Lastly, it’s incorrect to say Obama undermined welfare reform. Temporary Aid to Needy Families, as it’s formally known, is a $16.5-billion block grant to the states, only 40 per cent of which goes toward benefits. In July, Obama invited states to apply for waivers that would give them greater flexibility to design programs that promote employment, while relieving them from some paperwork requirements. If granted, states would still have to move adults into jobs within two years and cap lifetime benefits (usually five years). Anyway, don’t Republicans normally applaud block grants that come with fewer federal strings?
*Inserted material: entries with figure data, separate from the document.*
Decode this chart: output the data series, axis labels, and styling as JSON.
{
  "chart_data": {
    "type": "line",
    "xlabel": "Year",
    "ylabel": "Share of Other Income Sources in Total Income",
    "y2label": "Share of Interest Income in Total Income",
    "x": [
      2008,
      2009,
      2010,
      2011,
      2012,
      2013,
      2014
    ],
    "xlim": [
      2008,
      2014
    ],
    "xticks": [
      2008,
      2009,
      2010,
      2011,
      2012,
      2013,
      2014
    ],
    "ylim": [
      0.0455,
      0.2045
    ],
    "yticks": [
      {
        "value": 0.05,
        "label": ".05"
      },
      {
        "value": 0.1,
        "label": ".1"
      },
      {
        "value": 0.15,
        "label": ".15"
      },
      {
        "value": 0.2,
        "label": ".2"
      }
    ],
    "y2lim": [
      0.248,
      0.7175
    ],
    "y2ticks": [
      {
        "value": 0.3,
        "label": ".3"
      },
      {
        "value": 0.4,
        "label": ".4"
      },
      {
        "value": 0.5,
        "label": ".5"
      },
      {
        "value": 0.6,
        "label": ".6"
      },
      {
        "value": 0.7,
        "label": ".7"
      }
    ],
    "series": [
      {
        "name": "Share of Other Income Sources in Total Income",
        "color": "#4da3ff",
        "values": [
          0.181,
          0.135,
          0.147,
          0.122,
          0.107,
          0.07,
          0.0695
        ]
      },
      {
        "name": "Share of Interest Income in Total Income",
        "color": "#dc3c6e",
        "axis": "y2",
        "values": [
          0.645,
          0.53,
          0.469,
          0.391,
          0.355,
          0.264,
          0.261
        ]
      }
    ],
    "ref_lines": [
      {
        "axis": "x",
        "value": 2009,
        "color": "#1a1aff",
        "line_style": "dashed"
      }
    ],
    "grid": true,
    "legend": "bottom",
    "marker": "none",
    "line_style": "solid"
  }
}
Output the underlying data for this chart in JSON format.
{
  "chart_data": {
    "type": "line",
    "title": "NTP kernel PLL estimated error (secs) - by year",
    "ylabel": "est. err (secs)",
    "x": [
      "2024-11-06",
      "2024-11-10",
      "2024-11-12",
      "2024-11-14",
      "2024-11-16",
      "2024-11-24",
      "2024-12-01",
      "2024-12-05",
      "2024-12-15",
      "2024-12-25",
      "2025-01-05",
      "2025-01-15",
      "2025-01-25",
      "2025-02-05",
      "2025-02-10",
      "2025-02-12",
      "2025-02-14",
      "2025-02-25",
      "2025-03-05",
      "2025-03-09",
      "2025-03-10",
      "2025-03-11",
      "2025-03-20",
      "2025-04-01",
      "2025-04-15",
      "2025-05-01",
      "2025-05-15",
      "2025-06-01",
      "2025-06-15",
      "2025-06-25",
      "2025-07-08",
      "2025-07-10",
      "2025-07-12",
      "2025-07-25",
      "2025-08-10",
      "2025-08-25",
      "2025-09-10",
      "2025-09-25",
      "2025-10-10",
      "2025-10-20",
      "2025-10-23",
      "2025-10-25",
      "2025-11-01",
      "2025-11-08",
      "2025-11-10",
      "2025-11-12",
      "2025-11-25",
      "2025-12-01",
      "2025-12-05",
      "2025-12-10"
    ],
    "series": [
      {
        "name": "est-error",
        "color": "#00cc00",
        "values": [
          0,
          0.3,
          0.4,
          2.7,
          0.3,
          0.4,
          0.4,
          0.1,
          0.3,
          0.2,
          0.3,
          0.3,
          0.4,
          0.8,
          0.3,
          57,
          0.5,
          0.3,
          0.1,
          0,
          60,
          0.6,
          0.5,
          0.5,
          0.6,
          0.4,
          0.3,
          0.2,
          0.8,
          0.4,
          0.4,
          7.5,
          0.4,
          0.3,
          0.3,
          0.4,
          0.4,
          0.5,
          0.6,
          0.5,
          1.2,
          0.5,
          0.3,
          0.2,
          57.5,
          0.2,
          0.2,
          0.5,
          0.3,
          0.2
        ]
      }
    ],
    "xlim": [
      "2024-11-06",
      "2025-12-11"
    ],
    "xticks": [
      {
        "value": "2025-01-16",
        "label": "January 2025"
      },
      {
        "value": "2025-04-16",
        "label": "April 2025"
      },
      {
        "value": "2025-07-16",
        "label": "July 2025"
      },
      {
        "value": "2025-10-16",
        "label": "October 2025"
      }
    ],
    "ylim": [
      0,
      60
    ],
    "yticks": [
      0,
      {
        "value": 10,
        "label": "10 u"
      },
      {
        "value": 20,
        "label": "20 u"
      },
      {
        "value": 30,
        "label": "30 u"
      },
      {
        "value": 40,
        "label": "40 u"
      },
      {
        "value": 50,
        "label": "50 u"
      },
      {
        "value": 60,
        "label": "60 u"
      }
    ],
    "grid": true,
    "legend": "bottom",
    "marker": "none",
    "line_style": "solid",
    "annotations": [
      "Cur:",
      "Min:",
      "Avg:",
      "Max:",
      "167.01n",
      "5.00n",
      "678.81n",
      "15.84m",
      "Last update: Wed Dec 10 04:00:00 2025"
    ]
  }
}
Instead of worrying about the rise of a moocher class, Republicans would be better off thinking up ways to improve the standard of living for the next generation, and making sure the benefits of economic growth are more widely shared. That means vastly improving education and transportation, on which the private sector depends. It involves figuring out how to control health-care costs and means-testing Social Security and Medicare so the wealthy receive less and pay more. It means reconfiguring our system of national defense.
It also means a change in mindset. The party can’t cling to the one solution — tax cuts — that has been its cure-all for decades. Yes, we all love tax cuts, but they benefit mostly the rich. Besides, federal income taxes are at the lowest level since the 1950s.
At a time when the U.S. can borrow for 10 years at about 1.6 per cent, and when 12.8 million people are unemployed (and eight million more part-timers would prefer full-time work), we would be out of our minds not to borrow and spend to fix problems and give the economy a kick in the pants. A serious, long-term austerity diet can follow later.
At this moment in U.S. history, leadership doesn’t require shrinking government immediately, but seeing that Big Government doesn’t remain permanent. The moochers — and some of them may be waving Romney-Ryan signs in the convention hall — would love to work with the party on that.